Pierre Ayot’s Work in Progress: following the lineage of the artist’s studio

Pierre Ayot. Work in Progress. Pierre Ayot. Work in Progress.

By Stephanie Gagné

Although 2016 has not been an ideal year for most citizens of planet Earth, it certainly has been a successful year for the late Montreal native artist, Pierre Ayot (1943 – 1995). The multidisciplinary artist has had his works retrospectively exhibited in Montreal galleries, moreover, his infamous (and contentious) public sculpture, La croix du Mont-Royal, was re-mounted facing the iconic Mount-Royal Cross last fall. The founder of Atelier Graff, and a professor at the UQUAM, Ayot has made a name for himself through his sculptures, installations and prints. It seems most appropriate that the Montreal Museum of Fine Arts would showcase an intimate exhibition of his single installation, Work in Progress (1986).

Through a small entrance on the second floor of the Jean-Noël Desmarais Pavilion, Pierre Ayot is found wearing stained jean overalls with his back towards the viewer, seated on a wooden stool. Ayot is engrossed, painting a self-portrait in the manner of pointillism, amongst ladders, sawhorses and shipping boxes dispersed across the space. The feeling of voyeurism washes over the viewer, as if spying on the artist’s intimate process of creativity. However, appearances can be deceiving… Walking further down the deep space, the artist’s body is, in essence, a painted plaster cast, confined within a singular time and space as the mannequin holds a paintbrush in his right hand, inches away from the canvas. Furthermore, the canvas is composed of two layers: the foreground layer presents itself as a screen for a projection of the artist’s self-portrait, whereas the background layer frames the “painting”. Is this studio installation genuine to Ayot’s atelier or is he playing with the viewer’s conceptions of what a studio ought to appear? Regardless, Ayot encourages the viewer to project one’s ideas of an artist’s studio onto Work in Progress as he follows the thematic lineage of the artist’s studio in western art history.

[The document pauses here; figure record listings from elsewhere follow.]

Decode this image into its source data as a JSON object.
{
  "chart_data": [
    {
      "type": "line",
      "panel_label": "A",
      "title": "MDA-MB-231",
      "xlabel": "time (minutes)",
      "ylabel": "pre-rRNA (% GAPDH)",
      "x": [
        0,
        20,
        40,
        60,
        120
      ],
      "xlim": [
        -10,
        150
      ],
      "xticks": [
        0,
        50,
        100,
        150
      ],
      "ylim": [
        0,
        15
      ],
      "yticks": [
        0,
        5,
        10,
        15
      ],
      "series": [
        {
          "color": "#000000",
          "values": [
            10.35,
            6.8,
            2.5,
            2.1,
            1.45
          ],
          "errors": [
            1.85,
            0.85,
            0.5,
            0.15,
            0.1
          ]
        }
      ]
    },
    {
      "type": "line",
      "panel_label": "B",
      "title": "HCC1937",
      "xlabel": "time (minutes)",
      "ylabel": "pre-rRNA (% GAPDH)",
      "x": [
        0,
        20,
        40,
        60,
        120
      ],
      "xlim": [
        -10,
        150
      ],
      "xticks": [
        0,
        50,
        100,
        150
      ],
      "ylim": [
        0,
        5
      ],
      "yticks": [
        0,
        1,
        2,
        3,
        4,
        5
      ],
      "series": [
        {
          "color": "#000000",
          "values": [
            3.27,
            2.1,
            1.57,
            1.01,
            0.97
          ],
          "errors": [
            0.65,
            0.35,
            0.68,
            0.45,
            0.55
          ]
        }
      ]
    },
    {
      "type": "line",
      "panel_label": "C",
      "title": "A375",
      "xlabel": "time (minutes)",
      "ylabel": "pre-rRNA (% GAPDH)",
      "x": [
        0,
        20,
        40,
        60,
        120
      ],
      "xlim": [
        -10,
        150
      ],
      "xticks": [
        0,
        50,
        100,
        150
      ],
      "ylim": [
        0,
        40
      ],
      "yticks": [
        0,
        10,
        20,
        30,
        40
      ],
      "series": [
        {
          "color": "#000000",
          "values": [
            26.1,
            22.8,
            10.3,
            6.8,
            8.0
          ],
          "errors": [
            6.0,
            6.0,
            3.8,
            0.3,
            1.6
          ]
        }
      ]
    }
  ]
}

Stemming from the Renaissance, the allegorical theme of the artist’s studio has primarily been employed within the medium of painting; Diego Velázquez’s Las Meninas (1656), Gustave Courbet’s The Artist’s Studio (1854-1855), as well as Kent Monkman’s Welcome to the Studio (2014), come to mind. A laden subject, the atelier has been encapsulated by myth – as a sacred space of creativity and inspiration – but has also included specific motifs and symbols to signify allegories of death, history, and painting itself. However, Ayot has renovated this theme into a three-dimensional space, allowing the viewer to intimately enter and engage with his studio. His deception of the realism of his studio humorously criticizes the idolization and idealization of the artist’s studio, as well as the compelling notion of artistic genius. Simultaneously, Ayot reveals the amount of time, energy and labor involved in creating art through the sawhorses and wooden planks; art is not always as glamorous as it is physically demanding.